Redesign of native yeast promoters for increased expression by decreasing nucleosome affinity. A) Computationally redesigned promoters exhibiting upwards of 3.2-fold increases in fluorescence over wild-type. Error bars represent standard deviation from three biological replicates. See Supplementary Figures 2-7 for a comparison of wild-type promoter strengths and predicted nucleosome affinity profiles. B) Relative transcript level as measured by quantitative PCR for the promoters shown in (A). Error bars represent standard deviation from three technical replicates.

Figure 5

Nucleosome occupancy is decreased in the CYC1v3 promoter relative to the CYC1 promoter. A) Relative abundance of nucleosomal DNA as measured by micrococcal nuclease assays in CYC1 and CYC1v3 promoters. After micrococal nuclease digestion, copy number was measured across the promoter using a quantitative PCR (qPCR) tiling array. Each point represents the relative copy number of the qPCR amplicon centered at that base-pair location. Relative copy number of each amplicon was calculated in comparison to a control amplicon in the ampicillin gene. Error bars represent standard deviation from three technical measurements of each amplicon and ampicillin gene. The redesigned CYC1v3 promoter exhibits lower nucleosome occupancy in the promoter region than the wild-type version. B) Predicted nucleosome affinity profile for the CYC1 and CYC1v3 promoters using the hidden Markov model. C) Predicted nucleosome occupancy profiles for the CYC1 and CYC1v3 promoters using the hidden Markov model.

Figure 6

CYC1 promoter redesigns have consistently increased expression levels in different genetic contexts. A) Relative expression level from the CYC1 promoter variants expressing the beta-galactosidase gene LacZ as measured by a chemiluminescent assay.
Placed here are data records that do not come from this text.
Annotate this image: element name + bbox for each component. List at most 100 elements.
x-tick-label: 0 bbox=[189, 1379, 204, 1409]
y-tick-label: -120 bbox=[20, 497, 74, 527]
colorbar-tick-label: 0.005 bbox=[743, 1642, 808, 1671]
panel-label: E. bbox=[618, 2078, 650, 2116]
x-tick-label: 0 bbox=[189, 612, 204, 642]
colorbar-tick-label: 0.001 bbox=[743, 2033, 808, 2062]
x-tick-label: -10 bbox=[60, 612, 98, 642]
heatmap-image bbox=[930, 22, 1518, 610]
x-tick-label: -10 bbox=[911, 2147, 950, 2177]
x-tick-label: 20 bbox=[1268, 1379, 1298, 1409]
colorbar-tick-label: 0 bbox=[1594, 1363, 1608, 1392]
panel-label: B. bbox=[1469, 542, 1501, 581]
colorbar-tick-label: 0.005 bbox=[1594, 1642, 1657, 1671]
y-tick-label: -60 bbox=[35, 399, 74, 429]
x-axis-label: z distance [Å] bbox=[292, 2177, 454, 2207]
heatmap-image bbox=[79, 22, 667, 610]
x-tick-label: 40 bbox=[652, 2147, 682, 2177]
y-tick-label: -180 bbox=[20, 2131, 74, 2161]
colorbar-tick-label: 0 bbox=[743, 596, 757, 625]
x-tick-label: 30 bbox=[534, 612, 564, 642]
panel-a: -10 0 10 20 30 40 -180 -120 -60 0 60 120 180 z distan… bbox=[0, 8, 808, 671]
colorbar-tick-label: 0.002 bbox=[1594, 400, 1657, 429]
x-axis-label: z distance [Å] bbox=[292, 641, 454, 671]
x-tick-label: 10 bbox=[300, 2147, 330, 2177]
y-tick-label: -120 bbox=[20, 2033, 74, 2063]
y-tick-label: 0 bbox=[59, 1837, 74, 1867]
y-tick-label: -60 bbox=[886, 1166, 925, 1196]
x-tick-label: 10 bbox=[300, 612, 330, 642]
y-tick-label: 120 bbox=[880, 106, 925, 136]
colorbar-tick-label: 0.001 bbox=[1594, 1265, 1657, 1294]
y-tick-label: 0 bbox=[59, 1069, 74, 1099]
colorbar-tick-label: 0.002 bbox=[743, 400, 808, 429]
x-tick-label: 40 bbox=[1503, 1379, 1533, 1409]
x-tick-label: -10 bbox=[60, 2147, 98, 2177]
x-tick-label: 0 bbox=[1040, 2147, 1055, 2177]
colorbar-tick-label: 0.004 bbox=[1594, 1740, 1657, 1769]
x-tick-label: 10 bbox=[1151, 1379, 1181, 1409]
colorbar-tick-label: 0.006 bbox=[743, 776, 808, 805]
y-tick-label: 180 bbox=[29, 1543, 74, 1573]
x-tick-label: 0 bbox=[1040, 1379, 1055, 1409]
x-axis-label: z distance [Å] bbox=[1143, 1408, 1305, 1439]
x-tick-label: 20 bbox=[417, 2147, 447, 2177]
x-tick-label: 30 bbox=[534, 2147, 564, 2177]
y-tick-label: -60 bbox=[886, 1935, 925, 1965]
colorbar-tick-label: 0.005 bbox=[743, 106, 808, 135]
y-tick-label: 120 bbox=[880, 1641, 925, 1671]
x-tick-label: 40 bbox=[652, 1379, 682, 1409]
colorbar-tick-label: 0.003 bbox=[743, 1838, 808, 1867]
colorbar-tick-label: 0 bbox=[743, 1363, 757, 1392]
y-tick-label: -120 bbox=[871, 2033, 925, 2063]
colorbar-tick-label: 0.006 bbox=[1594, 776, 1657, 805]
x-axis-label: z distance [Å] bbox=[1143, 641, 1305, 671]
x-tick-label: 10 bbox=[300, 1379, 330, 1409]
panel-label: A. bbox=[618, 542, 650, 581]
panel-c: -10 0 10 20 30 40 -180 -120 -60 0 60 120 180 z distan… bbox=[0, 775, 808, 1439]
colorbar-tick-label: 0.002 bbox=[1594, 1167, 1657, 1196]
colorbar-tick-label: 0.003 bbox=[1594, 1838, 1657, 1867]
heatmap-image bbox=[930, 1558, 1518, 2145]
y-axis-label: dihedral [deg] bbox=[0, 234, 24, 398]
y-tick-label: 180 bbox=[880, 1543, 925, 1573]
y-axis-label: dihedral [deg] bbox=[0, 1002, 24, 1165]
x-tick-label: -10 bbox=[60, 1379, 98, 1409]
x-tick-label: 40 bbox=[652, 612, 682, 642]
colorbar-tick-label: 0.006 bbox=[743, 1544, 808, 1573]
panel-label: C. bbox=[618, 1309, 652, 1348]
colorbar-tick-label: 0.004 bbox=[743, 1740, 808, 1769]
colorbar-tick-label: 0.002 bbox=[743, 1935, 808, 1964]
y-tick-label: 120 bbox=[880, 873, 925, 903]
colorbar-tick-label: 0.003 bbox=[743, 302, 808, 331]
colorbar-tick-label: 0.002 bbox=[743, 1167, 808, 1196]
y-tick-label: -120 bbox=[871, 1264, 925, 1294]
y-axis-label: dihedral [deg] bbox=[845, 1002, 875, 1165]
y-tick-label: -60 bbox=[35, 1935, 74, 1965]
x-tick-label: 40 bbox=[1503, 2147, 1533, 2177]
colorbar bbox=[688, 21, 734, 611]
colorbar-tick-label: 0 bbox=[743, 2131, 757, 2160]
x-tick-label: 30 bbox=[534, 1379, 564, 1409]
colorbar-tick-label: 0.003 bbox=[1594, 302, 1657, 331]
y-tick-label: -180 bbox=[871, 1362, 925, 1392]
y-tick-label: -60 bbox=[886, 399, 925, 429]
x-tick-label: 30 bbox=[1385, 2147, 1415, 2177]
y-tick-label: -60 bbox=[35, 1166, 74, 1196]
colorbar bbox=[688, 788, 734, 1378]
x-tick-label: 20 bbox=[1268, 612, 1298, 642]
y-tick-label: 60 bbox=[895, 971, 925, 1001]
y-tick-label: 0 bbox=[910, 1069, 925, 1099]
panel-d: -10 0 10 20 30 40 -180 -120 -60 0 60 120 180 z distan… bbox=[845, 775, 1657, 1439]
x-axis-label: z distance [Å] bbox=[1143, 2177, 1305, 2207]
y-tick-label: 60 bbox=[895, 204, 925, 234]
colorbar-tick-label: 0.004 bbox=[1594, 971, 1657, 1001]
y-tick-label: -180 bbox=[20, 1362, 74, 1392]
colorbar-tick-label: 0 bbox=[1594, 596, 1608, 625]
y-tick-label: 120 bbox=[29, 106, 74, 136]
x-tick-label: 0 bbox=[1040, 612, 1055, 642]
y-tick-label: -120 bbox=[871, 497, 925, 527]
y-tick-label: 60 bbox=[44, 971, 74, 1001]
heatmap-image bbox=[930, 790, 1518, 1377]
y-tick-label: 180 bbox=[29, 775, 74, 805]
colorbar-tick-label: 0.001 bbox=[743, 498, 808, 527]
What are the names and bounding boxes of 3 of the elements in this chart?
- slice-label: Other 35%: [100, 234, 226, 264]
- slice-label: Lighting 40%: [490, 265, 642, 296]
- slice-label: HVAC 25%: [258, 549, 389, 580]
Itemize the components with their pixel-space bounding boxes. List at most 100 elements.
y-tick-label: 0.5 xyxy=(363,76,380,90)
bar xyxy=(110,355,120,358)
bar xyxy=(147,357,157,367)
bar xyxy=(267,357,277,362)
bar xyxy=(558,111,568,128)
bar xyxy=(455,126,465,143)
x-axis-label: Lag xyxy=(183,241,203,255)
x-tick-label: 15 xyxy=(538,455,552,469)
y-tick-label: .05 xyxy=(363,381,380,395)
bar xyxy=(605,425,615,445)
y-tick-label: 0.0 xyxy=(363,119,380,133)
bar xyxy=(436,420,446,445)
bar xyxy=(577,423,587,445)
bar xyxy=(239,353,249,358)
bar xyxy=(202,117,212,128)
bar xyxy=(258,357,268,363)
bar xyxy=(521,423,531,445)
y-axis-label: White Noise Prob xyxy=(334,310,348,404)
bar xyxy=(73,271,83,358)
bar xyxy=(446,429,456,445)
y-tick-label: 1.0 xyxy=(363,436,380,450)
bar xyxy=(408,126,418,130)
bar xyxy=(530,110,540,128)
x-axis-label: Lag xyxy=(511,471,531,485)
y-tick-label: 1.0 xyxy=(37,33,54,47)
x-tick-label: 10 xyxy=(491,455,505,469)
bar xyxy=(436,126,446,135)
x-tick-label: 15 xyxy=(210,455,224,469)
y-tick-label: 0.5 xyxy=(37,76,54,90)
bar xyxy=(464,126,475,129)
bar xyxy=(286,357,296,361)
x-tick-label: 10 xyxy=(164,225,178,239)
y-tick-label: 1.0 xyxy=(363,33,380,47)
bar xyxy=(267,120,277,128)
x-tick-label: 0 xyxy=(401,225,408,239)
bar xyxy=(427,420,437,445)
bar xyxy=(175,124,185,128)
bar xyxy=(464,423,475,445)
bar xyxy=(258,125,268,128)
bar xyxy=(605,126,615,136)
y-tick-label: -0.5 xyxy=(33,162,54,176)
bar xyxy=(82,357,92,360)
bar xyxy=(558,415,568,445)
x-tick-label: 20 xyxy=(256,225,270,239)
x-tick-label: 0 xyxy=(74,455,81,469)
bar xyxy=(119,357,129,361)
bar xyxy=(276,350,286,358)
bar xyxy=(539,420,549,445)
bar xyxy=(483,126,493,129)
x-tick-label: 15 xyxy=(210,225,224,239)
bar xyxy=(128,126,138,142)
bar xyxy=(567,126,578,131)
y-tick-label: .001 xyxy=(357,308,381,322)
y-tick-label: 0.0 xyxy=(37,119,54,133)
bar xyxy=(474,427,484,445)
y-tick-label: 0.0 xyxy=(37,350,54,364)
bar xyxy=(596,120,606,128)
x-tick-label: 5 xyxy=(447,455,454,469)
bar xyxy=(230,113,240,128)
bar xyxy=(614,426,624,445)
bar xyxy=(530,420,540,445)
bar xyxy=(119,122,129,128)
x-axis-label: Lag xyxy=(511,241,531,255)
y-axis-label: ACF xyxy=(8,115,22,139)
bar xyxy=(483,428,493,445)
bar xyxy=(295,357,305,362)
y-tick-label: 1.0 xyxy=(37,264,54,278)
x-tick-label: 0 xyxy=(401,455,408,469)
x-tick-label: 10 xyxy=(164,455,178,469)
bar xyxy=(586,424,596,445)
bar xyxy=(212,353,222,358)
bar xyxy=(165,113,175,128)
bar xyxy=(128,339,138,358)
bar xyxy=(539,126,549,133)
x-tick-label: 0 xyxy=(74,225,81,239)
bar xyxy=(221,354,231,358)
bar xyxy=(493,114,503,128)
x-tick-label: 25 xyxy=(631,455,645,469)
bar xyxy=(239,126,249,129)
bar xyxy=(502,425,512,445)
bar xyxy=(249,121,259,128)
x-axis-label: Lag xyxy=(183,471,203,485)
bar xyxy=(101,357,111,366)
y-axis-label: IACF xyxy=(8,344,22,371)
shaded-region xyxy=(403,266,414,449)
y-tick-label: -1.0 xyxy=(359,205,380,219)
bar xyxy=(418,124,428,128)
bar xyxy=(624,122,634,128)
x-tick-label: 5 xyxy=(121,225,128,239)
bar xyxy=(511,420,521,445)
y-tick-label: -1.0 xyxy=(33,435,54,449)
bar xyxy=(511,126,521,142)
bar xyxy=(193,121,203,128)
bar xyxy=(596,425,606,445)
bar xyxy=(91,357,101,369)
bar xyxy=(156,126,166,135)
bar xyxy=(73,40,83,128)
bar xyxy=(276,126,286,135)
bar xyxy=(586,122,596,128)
Background luminescence from a strain not expressing LacZ was negligible. B) Relative expression level from the CYC1 promoter variants expressing yECitrine and integrated into the TRP1 locus of the BY4741 genome. C) Relative expression level from the CYC1 promoter variants expressing yECitrine with the K. lactis URA3 gene integrated upstream of the promoter. These plasmid constructs were the basis for the integration cassette used to create the strains measured in (B). Error bars represent standard deviation from biological triplicate.

Figure 7

Model-guided creation of de novo synthetic promoters. A) Two synthetic lead sequences, each containing prescribed transcription factor binding sites and randomized linker sequences, were used for de novo promoter design. B) Three computationally derived versions of each synthetic promoter were tested, one from an early round of optimization, one from an intermediate round, and one from a late round. Psynth1v1 and Psynth1v2 are the result of the sixth round, Psynth1v2 is from the 50th, Psynth1v3 is from the 98^th, Psynth2v2 is from the 30^th, and Psynth2v3 is from the 59^th. Expression levels of the redesigned synthetic promoters spanned a nearly 20-fold range and all were functional. Error bars represent standard deviation of three biological replicates.